Grouping and Aggregation

Group-wise operations and aggregation functions for analyzing and summarizing grouped data. These operations are essential for data analytics and reporting workflows.

Capabilities

DataSet Grouping

Create grouped DataSets for group-wise operations using various key selection strategies.

class DataSet[T] {
  /**
   * Groups elements by key selector function
   * @param fun Key selector function
   * @return GroupedDataSet for group-wise operations
   */
  def groupBy[K: TypeInformation](fun: T => K): GroupedDataSet[T]
  
  /**
   * Groups elements by field positions
   * @param fields Field positions to group by
   * @return GroupedDataSet for group-wise operations
   */
  def groupBy(fields: Int*): GroupedDataSet[T]
  
  /**
   * Groups elements by field names
   * @param firstField First field name
   * @param otherFields Additional field names
   * @return GroupedDataSet for group-wise operations
   */
  def groupBy(firstField: String, otherFields: String*): GroupedDataSet[T]
}

Usage Examples:

import org.apache.flink.api.scala._

case class Sale(product: String, category: String, amount: Double, date: String)

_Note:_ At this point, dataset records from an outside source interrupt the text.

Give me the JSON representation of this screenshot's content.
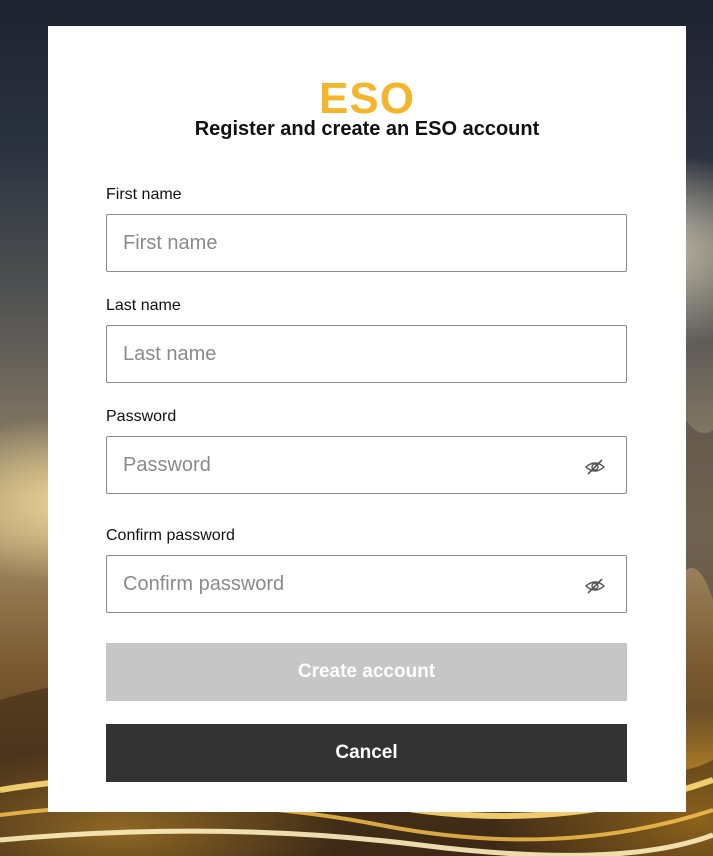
{
  "brand": {
    "logo_text": "ESO",
    "logo_color": "#f5b52a"
  },
  "form": {
    "title": "Register and create an ESO account",
    "fields": [
      {
        "label": "First name",
        "placeholder": "First name",
        "value": ""
      },
      {
        "label": "Last name",
        "placeholder": "Last name",
        "value": ""
      },
      {
        "label": "Password",
        "placeholder": "Password",
        "value": "",
        "icon": "eye-slash-icon"
      },
      {
        "label": "Confirm password",
        "placeholder": "Confirm password",
        "value": "",
        "icon": "eye-slash-icon"
      }
    ],
    "create_label": "Create account",
    "create_enabled": false,
    "cancel_label": "Cancel"
  },
  "colors": {
    "disabled_button": "#c6c6c6",
    "cancel_button": "#333333"
  }
}
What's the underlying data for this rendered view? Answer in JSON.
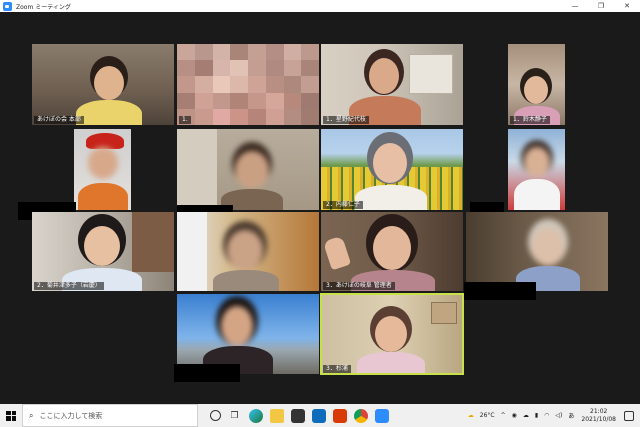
{
  "window": {
    "title": "Zoom ミーティング",
    "minimize": "—",
    "maximize": "❐",
    "close": "✕"
  },
  "participants": [
    {
      "id": "p1",
      "name": "あけぼの会 本部"
    },
    {
      "id": "p2",
      "name": "1."
    },
    {
      "id": "p3",
      "name": "1．星野紀代枝"
    },
    {
      "id": "p4",
      "name": "1．鈴木静子"
    },
    {
      "id": "p5",
      "name": ""
    },
    {
      "id": "p6",
      "name": ""
    },
    {
      "id": "p7",
      "name": "2．内藤仁子"
    },
    {
      "id": "p8",
      "name": ""
    },
    {
      "id": "p9",
      "name": "2．菊井津多子（岩慶）"
    },
    {
      "id": "p10",
      "name": ""
    },
    {
      "id": "p11",
      "name": "3．あけぼの岐阜 管理者"
    },
    {
      "id": "p12",
      "name": ""
    },
    {
      "id": "p13",
      "name": ""
    },
    {
      "id": "p14",
      "name": "3．杉浦"
    }
  ],
  "taskbar": {
    "search_placeholder": "ここに入力して検索",
    "weather": "26°C",
    "ime": "あ",
    "time": "21:02",
    "date": "2021/10/08"
  },
  "colors": {
    "active_speaker_border": "#c8e04a",
    "zoom_blue": "#2d8cff"
  },
  "icons": [
    "windows-start-icon",
    "search-icon",
    "cortana-icon",
    "task-view-icon",
    "edge-icon",
    "file-explorer-icon",
    "store-icon",
    "mail-icon",
    "office-icon",
    "chrome-icon",
    "zoom-icon"
  ]
}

val env = ExecutionEnvironment.getExecutionEnvironment
val sales = env.fromElements(
  Sale("Laptop", "Electronics", 999.99, "2023-01-15"),
  Sale("Phone", "Electronics", 599.99, "2023-01-16"),
  Sale("Chair", "Furniture", 149.99, "2023-01-15"),
  Sale("Desk", "Furniture", 299.99, "2023-01-16")
)

// Group by category
val byCategory = sales.groupBy(_.category)

// Group by multiple fields
val byCategoryAndDate = sales.groupBy(s => (s.category, s.date))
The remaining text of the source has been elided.